Signature features for handwriting recognition
Classifying handwritten characters
A handwritten letter is a 2D path (x(t), y(t)). Writing speed should not affect recognition - that is reparametrization invariance. The signature is invariant to it. Truncated signature of order 4 (d=2, N=4): 31 features. Linear SVM on these features achieves 94.5% accuracy on the UEA Multivariate Time Series Archive - no feature engineering, no neural networks.
Why is the signature kernel K(X,Y) advantageous for ML on paths compared to explicit feature computation?
The kernel K(X,Y) = inner product in tensor algebra, computed via PDE in O(|X|*|Y|). With explicit features of order N one needs to store O(d^N) numbers. Kernel method gives access to infinite-dimensional features in finite time.
Connections to other topics
Signature methods connect path geometry with practical ML on time series
- Reservoir computing — Related topic
- Kernel methods (SVM, GP) — Related topic
- Rough paths theory — Related topic
- Neural CDE — Related topic
Итоги
- Signature: infinite tensor series of iterated integrals S(X) = (1, S^1, S^2, ...)

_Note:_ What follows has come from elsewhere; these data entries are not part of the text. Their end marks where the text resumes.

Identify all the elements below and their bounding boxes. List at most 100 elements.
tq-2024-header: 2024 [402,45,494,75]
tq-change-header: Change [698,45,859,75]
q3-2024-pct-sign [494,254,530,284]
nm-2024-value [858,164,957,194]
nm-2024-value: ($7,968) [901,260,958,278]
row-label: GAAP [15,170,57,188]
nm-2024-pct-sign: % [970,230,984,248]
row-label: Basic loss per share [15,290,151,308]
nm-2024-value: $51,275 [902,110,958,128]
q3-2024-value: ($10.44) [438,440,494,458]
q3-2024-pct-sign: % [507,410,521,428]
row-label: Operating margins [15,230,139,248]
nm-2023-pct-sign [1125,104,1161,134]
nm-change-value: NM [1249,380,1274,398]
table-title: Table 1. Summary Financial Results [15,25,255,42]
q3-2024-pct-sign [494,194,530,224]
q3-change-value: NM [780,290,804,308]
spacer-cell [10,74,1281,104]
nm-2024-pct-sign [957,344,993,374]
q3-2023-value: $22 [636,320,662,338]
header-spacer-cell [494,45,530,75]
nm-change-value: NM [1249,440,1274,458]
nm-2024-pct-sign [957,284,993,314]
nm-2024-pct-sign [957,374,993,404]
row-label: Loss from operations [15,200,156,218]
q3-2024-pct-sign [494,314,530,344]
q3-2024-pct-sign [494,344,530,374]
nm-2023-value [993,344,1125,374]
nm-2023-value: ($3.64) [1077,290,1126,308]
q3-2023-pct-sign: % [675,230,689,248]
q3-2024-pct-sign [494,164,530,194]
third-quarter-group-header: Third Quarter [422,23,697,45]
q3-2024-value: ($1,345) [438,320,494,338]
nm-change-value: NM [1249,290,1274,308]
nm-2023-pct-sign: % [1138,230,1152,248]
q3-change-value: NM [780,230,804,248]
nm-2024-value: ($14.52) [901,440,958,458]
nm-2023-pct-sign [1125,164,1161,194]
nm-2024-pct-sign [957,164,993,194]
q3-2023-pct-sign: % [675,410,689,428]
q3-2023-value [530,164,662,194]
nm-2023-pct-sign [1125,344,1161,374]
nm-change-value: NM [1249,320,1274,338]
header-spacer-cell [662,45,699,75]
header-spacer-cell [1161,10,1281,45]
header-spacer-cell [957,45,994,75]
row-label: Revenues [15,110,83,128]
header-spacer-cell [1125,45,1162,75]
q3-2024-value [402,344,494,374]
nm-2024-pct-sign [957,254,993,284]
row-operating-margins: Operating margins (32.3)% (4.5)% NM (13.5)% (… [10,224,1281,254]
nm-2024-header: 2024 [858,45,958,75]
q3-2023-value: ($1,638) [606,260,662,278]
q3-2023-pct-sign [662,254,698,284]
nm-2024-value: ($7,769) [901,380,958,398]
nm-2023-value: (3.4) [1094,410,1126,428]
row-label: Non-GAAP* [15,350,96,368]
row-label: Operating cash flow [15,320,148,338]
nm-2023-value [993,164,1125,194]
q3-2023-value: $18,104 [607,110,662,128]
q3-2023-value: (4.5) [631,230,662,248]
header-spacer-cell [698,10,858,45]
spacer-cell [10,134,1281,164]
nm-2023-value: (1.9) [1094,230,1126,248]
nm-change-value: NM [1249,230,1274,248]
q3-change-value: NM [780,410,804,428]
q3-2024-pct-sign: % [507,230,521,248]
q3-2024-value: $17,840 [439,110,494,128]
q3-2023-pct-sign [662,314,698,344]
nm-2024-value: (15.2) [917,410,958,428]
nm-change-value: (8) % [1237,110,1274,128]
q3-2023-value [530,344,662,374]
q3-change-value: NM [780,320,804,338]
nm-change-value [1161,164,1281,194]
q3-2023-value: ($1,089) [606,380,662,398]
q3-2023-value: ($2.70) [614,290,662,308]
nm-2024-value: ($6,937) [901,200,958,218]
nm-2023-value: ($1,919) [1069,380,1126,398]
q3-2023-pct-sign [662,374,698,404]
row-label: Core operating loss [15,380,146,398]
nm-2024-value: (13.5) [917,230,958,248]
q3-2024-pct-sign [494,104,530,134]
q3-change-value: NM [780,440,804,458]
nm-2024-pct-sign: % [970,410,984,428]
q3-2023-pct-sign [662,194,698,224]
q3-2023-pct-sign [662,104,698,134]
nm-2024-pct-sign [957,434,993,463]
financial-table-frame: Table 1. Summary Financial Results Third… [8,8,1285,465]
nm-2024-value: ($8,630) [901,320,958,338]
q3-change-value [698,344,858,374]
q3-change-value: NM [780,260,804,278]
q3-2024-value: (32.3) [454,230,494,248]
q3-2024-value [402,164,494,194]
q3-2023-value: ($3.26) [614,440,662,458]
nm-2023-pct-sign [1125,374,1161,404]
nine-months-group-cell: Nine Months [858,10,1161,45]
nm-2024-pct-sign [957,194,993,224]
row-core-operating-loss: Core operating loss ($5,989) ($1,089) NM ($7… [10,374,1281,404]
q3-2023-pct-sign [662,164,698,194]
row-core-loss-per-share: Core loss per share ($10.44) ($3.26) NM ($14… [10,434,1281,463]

- Chen's identity: S(X*Y) = S(X) tensor S(Y) - multiplicativity under concatenation
- Universal approximation: linear L(S(X)) are dense in C(paths)
- Log-signature: O(d^N/N) components vs O(d^N) for sig - N times more compact
Вопросы для размышления
- Why is reparametrization invariance important for time series with irregular sampling?
- How are the signature kernel and Random Fourier Features related for approximating kernel matrices?
- Why does truncating the signature to order N still give good results in practice?